Data from the Texas Oil & Gas Association shows the 2020 funds represent a notable fall from the record-setting $16.3bn paid in taxes and royalties in 2019
The oil and natural gas industry in Texas, US, paid $13.9bn in taxes and state royalties in the 2020 fiscal year.
That is according to data from the Texas Oil & Gas Association (TXOGA), which shows the funds directly supported the state’s schools, teachers, roads, infrastructure and essential services.
The 2020 funds represent a notable fall on the previous year’s figures, after the industry paid a record-setting $16.3bn in taxes and royalties in 2019.
Texas oil and natural gas industry continues to “contribute tremendously” to state and local tax coffers
Last year proved to be a struggle for a number of oil and gas producers, who have been significantly challenged by the low oil prices, as the West Texas Intermediate (WTI) fell into negative price territory for the first time ever in April, combined with a drastic drop in energy demand due to the pandemic.
TXOGA president Todd Staples said: “Even in an extremely difficult year, the Texas oil and natural gas industry continues to contribute tremendously to state and local tax coffers, while fortifying our energy security and leading the way in innovation and investment that is advancing environmental progress.
“The ongoing recovery of the oil and natural gas industry is essential to the state’s continuing economic improvement.”
Staples noted that the pandemic reinforced the fact that oil and natural gas are “essential and irreplaceable”.
“While oil prices plummeted in the wake of the pandemic, the need for products made from oil and natural gas skyrocketed,” he added.
“Nearly every in-demand product we need to be safe, to save lives and to power our economy – from face shields and hand sanitizers to high-speed internet connections and computers – is made possible by oil and natural gas.”
In 2020, 99% of the state’s oil and natural gas royalties were deposited into the Permanent School Fund (PSF) and the Permanent University Fund (PUF), which support Texas public education, according to TXOGA.
The PUF received $771m and the PSF received $942m, while the Rainy Day Fund received $1.66bn from oil and natural gas taxes.

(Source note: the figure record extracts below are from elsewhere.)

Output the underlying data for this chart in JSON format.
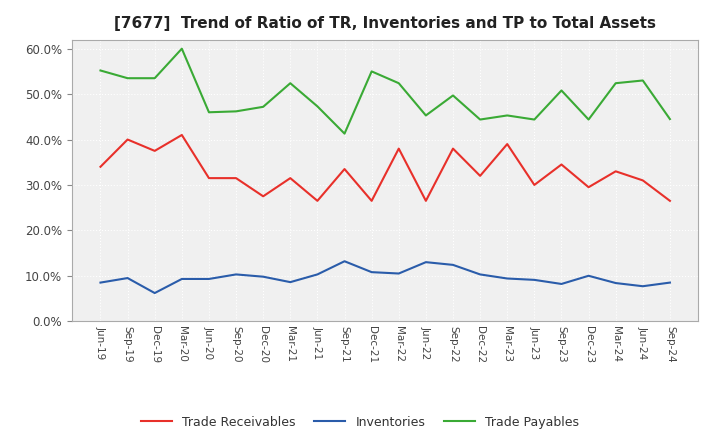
{
  "title": "[7677]  Trend of Ratio of TR, Inventories and TP to Total Assets",
  "x_labels": [
    "Jun-19",
    "Sep-19",
    "Dec-19",
    "Mar-20",
    "Jun-20",
    "Sep-20",
    "Dec-20",
    "Mar-21",
    "Jun-21",
    "Sep-21",
    "Dec-21",
    "Mar-22",
    "Jun-22",
    "Sep-22",
    "Dec-22",
    "Mar-23",
    "Jun-23",
    "Sep-23",
    "Dec-23",
    "Mar-24",
    "Jun-24",
    "Sep-24"
  ],
  "trade_receivables": [
    0.34,
    0.4,
    0.375,
    0.41,
    0.315,
    0.315,
    0.275,
    0.315,
    0.265,
    0.335,
    0.265,
    0.38,
    0.265,
    0.38,
    0.32,
    0.39,
    0.3,
    0.345,
    0.295,
    0.33,
    0.31,
    0.265
  ],
  "inventories": [
    0.085,
    0.095,
    0.062,
    0.093,
    0.093,
    0.103,
    0.098,
    0.086,
    0.103,
    0.132,
    0.108,
    0.105,
    0.13,
    0.124,
    0.103,
    0.094,
    0.091,
    0.082,
    0.1,
    0.084,
    0.077,
    0.085
  ],
  "trade_payables": [
    0.552,
    0.535,
    0.535,
    0.6,
    0.46,
    0.462,
    0.472,
    0.524,
    0.473,
    0.413,
    0.55,
    0.524,
    0.453,
    0.497,
    0.444,
    0.453,
    0.444,
    0.508,
    0.444,
    0.524,
    0.53,
    0.445
  ],
  "tr_color": "#e8302a",
  "inv_color": "#2a5caa",
  "tp_color": "#3aaa35",
  "ylim": [
    0.0,
    0.62
  ],
  "yticks": [
    0.0,
    0.1,
    0.2,
    0.3,
    0.4,
    0.5,
    0.6
  ],
  "legend_labels": [
    "Trade Receivables",
    "Inventories",
    "Trade Payables"
  ],
  "plot_bg_color": "#f0f0f0",
  "fig_bg_color": "#ffffff",
  "grid_color": "#ffffff"
}
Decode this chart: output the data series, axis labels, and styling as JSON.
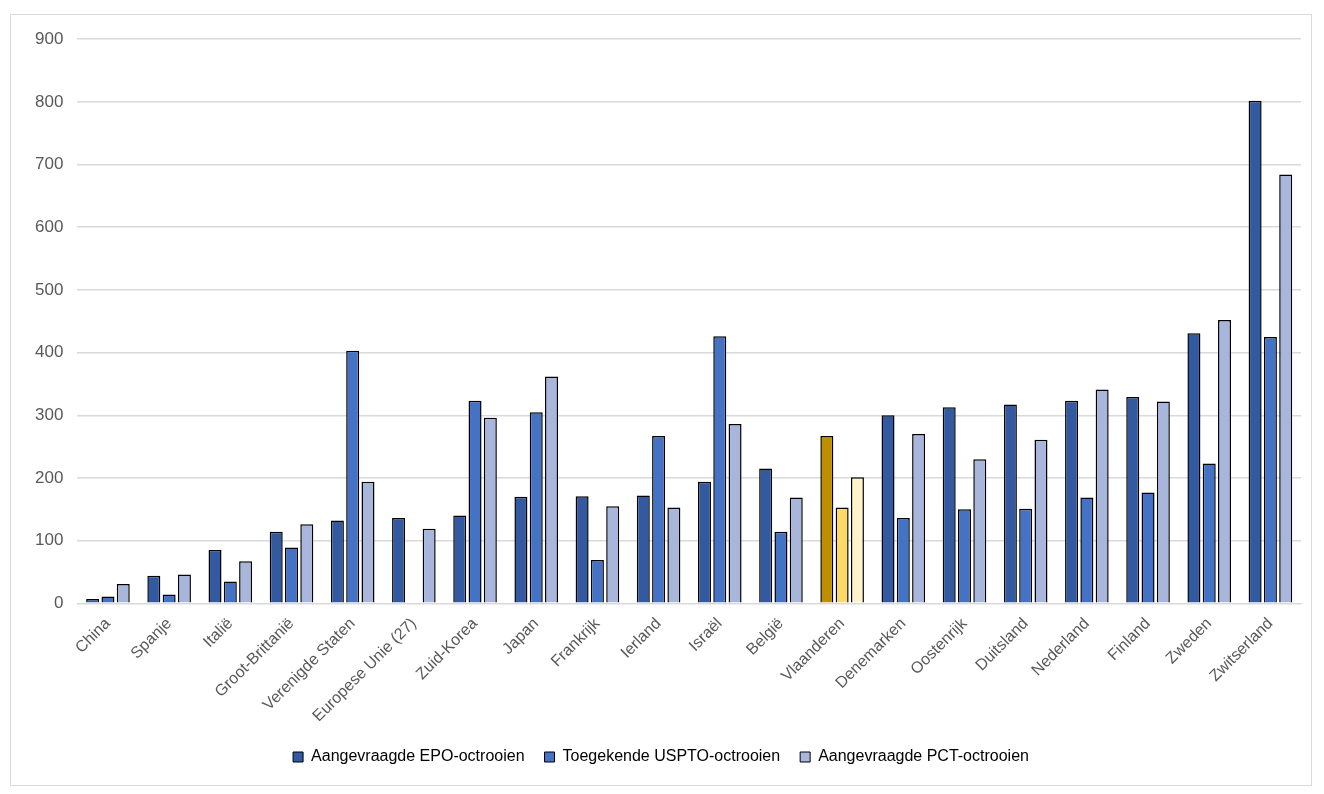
{
  "chart_data": {
    "type": "bar",
    "categories": [
      "China",
      "Spanje",
      "Italië",
      "Groot-Brittanië",
      "Verenigde Staten",
      "Europese Unie (27)",
      "Zuid-Korea",
      "Japan",
      "Frankrijk",
      "Ierland",
      "Israël",
      "België",
      "Vlaanderen",
      "Denemarken",
      "Oostenrijk",
      "Duitsland",
      "Nederland",
      "Finland",
      "Zweden",
      "Zwitserland"
    ],
    "series": [
      {
        "name": "Aangevraagde EPO-octrooien",
        "color": "#335aa1",
        "colors": [
          "#335aa1",
          "#335aa1",
          "#335aa1",
          "#335aa1",
          "#335aa1",
          "#335aa1",
          "#335aa1",
          "#335aa1",
          "#335aa1",
          "#335aa1",
          "#335aa1",
          "#335aa1",
          "#bf8f00",
          "#335aa1",
          "#335aa1",
          "#335aa1",
          "#335aa1",
          "#335aa1",
          "#335aa1",
          "#335aa1"
        ],
        "values": [
          7,
          44,
          85,
          114,
          132,
          136,
          140,
          170,
          171,
          172,
          194,
          215,
          267,
          300,
          313,
          317,
          323,
          329,
          431,
          802
        ]
      },
      {
        "name": "Toegekende USPTO-octrooien",
        "color": "#4472c4",
        "colors": [
          "#4472c4",
          "#4472c4",
          "#4472c4",
          "#4472c4",
          "#4472c4",
          "#4472c4",
          "#4472c4",
          "#4472c4",
          "#4472c4",
          "#4472c4",
          "#4472c4",
          "#4472c4",
          "#ffd966",
          "#4472c4",
          "#4472c4",
          "#4472c4",
          "#4472c4",
          "#4472c4",
          "#4472c4",
          "#4472c4"
        ],
        "values": [
          11,
          14,
          35,
          89,
          403,
          null,
          323,
          305,
          69,
          267,
          426,
          114,
          153,
          136,
          150,
          151,
          169,
          177,
          223,
          425
        ]
      },
      {
        "name": "Aangevraagde PCT-octrooien",
        "color": "#a9b6dc",
        "colors": [
          "#a9b6dc",
          "#a9b6dc",
          "#a9b6dc",
          "#a9b6dc",
          "#a9b6dc",
          "#a9b6dc",
          "#a9b6dc",
          "#a9b6dc",
          "#a9b6dc",
          "#a9b6dc",
          "#a9b6dc",
          "#a9b6dc",
          "#fff2cc",
          "#a9b6dc",
          "#a9b6dc",
          "#a9b6dc",
          "#a9b6dc",
          "#a9b6dc",
          "#a9b6dc",
          "#a9b6dc"
        ],
        "values": [
          31,
          46,
          67,
          126,
          194,
          119,
          296,
          362,
          155,
          153,
          286,
          169,
          201,
          270,
          230,
          261,
          341,
          322,
          452,
          684
        ]
      }
    ],
    "ylim": [
      0,
      900
    ],
    "yticks": [
      0,
      100,
      200,
      300,
      400,
      500,
      600,
      700,
      800,
      900
    ],
    "grid": "y",
    "legend": "bottom"
  }
}
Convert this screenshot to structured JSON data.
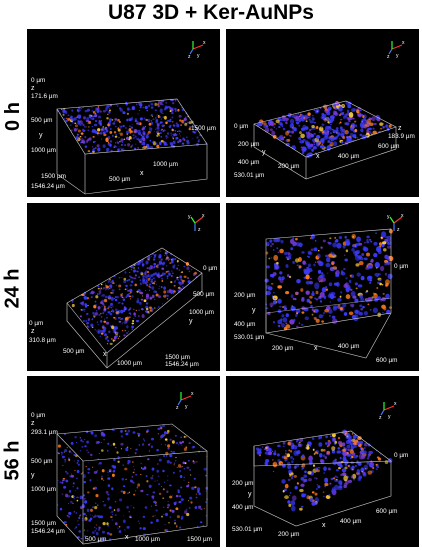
{
  "title": "U87 3D + Ker-AuNPs",
  "colors": {
    "cells": "#3a3aff",
    "particles": "#ff7a1a",
    "box": "#cfcfcf",
    "background": "#000000"
  },
  "rows": [
    {
      "time": "0 h",
      "left": {
        "z_top": "0 µm",
        "z_letter": "z",
        "z_val": "171.6 µm",
        "y_500": "500 µm",
        "y_letter": "y",
        "y_1000": "1000 µm",
        "y_1500": "1500 µm",
        "x_origin": "1546.24 µm",
        "x_500": "500 µm",
        "x_letter": "x",
        "x_1000": "1000 µm",
        "x_1500": "1500 µm"
      },
      "right": {
        "top_0": "0 µm",
        "y_200": "200 µm",
        "y_letter": "y",
        "y_400": "400 µm",
        "origin": "530.01 µm",
        "x_200": "200 µm",
        "x_letter": "x",
        "x_400": "400 µm",
        "x_600": "600 µm",
        "z_letter": "z",
        "z_val": "183.9 µm"
      }
    },
    {
      "time": "24 h",
      "left": {
        "z_0": "0 µm",
        "z_letter": "z",
        "z_val": "310.8 µm",
        "x_500": "500 µm",
        "x_letter": "x",
        "x_1000": "1000 µm",
        "y_0": "0 µm",
        "y_500": "500 µm",
        "y_1000": "1000 µm",
        "y_letter": "y",
        "y_1500": "1500 µm",
        "y_end": "1546.24 µm"
      },
      "right": {
        "top_0": "0 µm",
        "y_200": "200 µm",
        "y_letter": "y",
        "y_400": "400 µm",
        "origin": "530.01 µm",
        "x_200": "200 µm",
        "x_letter": "x",
        "x_400": "400 µm",
        "x_600": "600 µm"
      }
    },
    {
      "time": "56 h",
      "left": {
        "z_top": "0 µm",
        "z_letter": "z",
        "z_val": "293.1 µm",
        "y_500": "500 µm",
        "y_letter": "y",
        "y_1000": "1000 µm",
        "y_1500": "1500 µm",
        "x_origin": "1546.24 µm",
        "x_500": "500 µm",
        "x_letter": "x",
        "x_1000": "1000 µm",
        "x_1500": "1500 µm"
      },
      "right": {
        "top_0": "0 µm",
        "y_200": "200 µm",
        "y_letter": "y",
        "y_400": "400 µm",
        "origin": "530.01 µm",
        "x_200": "200 µm",
        "x_letter": "x",
        "x_400": "400 µm",
        "x_600": "600 µm"
      }
    }
  ],
  "axes_icon": {
    "x": "x",
    "y": "y",
    "z": "z"
  }
}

The association said Texas school districts received more than $2bn in property taxes from mineral properties producing oil and natural gas, pipelines, and gas utilities, alongside counties receiving $688m in these property taxes.
Oil and natural gas industry has “taken the lead” in developing environmental solutions
In addition to its economic impact, Staples noted that the oil and natural gas industry has “taken the lead” in developing environmental solutions that are “working to reduce emissions and flaring”.
“The oil and natural gas industry is the nation’s leading investor in emission-reducing technologies and, as a result, Americans are breathing the cleanest air in decades, the US leads the world in reducing energy-related carbon dioxide emissions, and methane emissions from oil and natural gas systems are down 23% since 1990,” he added.
According to data from the Railroad Commission of Texas, the percentage of natural gas flared out of all the natural gas produced in Texas decreased 80% between June 2019 and May 2020.
The Commission announced that less than half a percent of the natural gas produced in the state was flared or vented, as of May 2020, while 99.5% of natural gas produced went to “beneficial use”.
Staples said: “All this, while the US enjoys more energy security than ever before and American-made energy is powering economic prosperity and environmental improvements around the world.
“This progress – and ways to build on it – must be part of more rational discussions about the future of our energy, the environment and the economy.”